The appearance of quasiparticle excitations with fractional statistics is a remarkable defining trait of topologically ordered systems. In this work we investigate the experimentally relevant finite-temperature regime in which one species of quasiparticle acts as a stochastic background for another, more energetically costly species that hops coherently across the lattice. The nontrivial statistical angle between the two species leads to interference effects that we study using a combination of numerical and analytical tools. In the limit of self-retracing paths, we are able to use a Bethe lattice approximation to construct exact analytical expressions for the time evolution of the site-resolved density profile of a spinon initially confined to a single site. Our results help us to understand the temperature-dependent crossover from ballistic to quantum (sub-) diffusive behavior as a consequence of destructive interference between lattice walks.
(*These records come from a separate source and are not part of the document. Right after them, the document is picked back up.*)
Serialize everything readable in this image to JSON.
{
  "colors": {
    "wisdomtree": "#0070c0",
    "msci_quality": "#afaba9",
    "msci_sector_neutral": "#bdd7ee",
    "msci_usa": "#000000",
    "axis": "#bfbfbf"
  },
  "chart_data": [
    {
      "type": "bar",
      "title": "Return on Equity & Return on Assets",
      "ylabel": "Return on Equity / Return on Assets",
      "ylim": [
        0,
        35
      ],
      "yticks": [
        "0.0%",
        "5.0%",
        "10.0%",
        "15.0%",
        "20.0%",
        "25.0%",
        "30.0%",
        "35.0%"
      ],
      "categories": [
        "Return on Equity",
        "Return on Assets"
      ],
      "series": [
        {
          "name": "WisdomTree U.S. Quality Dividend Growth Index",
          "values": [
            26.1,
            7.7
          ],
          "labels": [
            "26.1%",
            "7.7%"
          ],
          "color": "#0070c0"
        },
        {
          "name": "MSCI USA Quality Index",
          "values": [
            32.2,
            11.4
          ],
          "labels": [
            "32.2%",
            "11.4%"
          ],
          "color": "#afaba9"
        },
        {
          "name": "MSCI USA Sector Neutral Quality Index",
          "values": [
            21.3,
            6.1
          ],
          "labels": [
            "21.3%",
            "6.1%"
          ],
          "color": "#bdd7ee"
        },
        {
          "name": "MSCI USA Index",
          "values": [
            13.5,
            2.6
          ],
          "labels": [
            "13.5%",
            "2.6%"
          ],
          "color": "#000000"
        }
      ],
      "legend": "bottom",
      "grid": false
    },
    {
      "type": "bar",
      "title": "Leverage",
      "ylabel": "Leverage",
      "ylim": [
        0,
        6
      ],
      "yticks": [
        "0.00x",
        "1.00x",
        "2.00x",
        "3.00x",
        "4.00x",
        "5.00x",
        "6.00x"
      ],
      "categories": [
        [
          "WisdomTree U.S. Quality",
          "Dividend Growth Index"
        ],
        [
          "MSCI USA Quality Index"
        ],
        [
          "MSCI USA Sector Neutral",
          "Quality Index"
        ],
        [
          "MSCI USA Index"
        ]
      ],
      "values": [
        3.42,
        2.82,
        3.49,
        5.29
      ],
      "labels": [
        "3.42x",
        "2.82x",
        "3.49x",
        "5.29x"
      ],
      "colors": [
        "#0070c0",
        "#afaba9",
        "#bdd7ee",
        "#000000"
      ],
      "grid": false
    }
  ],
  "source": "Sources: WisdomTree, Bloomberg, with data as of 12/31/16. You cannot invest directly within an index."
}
The subdiffusive behavior is most pronounced in the case of semionic mutual statistics, and it may be ascribed to the localized nature of the effective tight-binding description, an effect that is not captured by the Bethe lattice mapping. In addition to quantum spin liquids, our results are directly applicable to the dynamics of isolated holes in the large-U limit of the Hubbard model, relevant to ultracold atomic experiments. A recent proposal to implement Z(2) topologically ordered Hamiltonians using quantum annealers provides a further exciting avenue to test our results.